[
https://issues.apache.org/jira/browse/UIMA-3075?page=com.atlassian.jira.plugin.system.issuetabpanels:comment-tabpanel&focusedCommentId=13711830#comment-13711830
]
Marshall Schor commented on UIMA-3075:
--------------------------------------
I checked this in a few ways. The code in the 2.4.1 level seems to be
operating correctly.
This example, when run now, produces output just from the first System.out
line. This I think is correct. What's happening is the outer loop gets, in
turn, the "Token" annotations. The first one is the aaa token. The 2nd
iterator is to be a subiterator to print out all annotations starting within
the aaa token, "after" the aaa token itself. Well, there are none. So this is
now correct.
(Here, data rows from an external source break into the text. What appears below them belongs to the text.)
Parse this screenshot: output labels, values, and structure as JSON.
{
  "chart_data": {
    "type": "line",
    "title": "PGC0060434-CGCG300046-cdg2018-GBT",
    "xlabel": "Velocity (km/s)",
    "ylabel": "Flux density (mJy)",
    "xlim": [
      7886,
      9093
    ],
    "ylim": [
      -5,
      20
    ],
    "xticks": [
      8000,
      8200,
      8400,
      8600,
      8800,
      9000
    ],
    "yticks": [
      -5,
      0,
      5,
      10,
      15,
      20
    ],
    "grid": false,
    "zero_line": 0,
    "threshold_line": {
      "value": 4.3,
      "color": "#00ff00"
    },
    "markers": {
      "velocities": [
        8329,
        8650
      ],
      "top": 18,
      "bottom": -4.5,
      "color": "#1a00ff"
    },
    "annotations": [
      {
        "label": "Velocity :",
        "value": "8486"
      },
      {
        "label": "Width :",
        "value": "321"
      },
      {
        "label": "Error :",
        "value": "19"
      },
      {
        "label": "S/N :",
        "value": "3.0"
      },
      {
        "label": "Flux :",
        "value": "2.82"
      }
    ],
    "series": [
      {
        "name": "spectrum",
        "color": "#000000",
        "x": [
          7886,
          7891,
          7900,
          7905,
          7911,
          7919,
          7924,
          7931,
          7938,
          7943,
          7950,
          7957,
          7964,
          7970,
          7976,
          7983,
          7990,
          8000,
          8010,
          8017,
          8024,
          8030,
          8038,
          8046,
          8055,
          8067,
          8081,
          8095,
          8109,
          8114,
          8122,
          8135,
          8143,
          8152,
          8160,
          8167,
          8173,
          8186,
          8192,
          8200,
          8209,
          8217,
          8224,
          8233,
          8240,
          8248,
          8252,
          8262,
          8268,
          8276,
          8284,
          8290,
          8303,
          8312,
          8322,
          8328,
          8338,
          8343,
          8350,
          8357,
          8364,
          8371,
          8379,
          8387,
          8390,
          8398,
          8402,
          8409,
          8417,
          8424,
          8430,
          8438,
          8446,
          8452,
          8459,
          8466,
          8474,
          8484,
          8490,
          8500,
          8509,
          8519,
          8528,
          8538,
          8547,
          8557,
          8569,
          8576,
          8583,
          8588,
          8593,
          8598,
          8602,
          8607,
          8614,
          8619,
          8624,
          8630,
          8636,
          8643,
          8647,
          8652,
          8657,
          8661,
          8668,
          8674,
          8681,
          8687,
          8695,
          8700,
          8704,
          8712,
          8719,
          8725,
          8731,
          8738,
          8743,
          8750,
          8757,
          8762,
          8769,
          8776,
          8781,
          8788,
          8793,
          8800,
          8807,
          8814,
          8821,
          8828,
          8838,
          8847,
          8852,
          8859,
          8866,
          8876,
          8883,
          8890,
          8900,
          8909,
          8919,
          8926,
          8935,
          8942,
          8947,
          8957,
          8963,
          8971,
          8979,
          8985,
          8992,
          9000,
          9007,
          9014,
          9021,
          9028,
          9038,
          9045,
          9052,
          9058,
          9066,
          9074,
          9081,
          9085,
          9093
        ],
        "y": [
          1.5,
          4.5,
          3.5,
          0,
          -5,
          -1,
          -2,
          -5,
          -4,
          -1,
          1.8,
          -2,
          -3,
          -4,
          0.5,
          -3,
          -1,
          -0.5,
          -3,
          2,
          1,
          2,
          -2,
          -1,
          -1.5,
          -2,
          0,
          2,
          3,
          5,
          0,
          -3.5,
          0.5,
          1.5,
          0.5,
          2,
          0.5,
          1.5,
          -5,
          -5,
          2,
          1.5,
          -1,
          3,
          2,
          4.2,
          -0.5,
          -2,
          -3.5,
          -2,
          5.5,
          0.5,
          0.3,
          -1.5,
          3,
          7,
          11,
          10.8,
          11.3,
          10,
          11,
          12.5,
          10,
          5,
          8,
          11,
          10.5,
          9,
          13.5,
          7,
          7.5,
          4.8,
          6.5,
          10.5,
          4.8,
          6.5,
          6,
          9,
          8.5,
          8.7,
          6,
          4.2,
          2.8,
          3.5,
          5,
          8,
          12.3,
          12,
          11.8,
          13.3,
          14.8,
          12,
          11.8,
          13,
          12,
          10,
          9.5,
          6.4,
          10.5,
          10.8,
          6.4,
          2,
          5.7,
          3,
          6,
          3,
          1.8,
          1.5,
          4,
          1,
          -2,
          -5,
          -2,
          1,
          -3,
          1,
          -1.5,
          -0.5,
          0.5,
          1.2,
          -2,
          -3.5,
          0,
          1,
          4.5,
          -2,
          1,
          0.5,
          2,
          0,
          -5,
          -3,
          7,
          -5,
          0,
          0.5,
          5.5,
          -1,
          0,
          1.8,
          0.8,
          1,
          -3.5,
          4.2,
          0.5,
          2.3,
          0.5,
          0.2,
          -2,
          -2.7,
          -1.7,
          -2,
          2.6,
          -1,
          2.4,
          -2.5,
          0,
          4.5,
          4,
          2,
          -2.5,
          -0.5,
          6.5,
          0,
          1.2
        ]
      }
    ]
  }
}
I also tried making some other Token spans to act as the
container, and it worked ok.
Closing this.
> Unambiguous non-strict subiterator may return annotations outside the given
> annotation's range
> ----------------------------------------------------------------------------------------------
>
> Key: UIMA-3075
> URL: https://issues.apache.org/jira/browse/UIMA-3075
> Project: UIMA
> Issue Type: Bug
> Affects Versions: 2.4.0SDK
> Reporter: Alexander N Thomas
> Assignee: Richard Eckart de Castilho
> Priority: Minor
>
> REPRO: using a tokenizer that matches on "[^ ]" on "aaa bbb ccc ddd" I get
> four token annotations
> "aaa" 0-3
> "bbb" 4-7
> "ccc" 8-11
> "ddd" 12-15
> I then iterate over the token annotations while printing the covered text,
> begin and end, make an unambiguous non-strict subiterator, and iterate over
> the subiterations printing out their covered text, begin and end all indented.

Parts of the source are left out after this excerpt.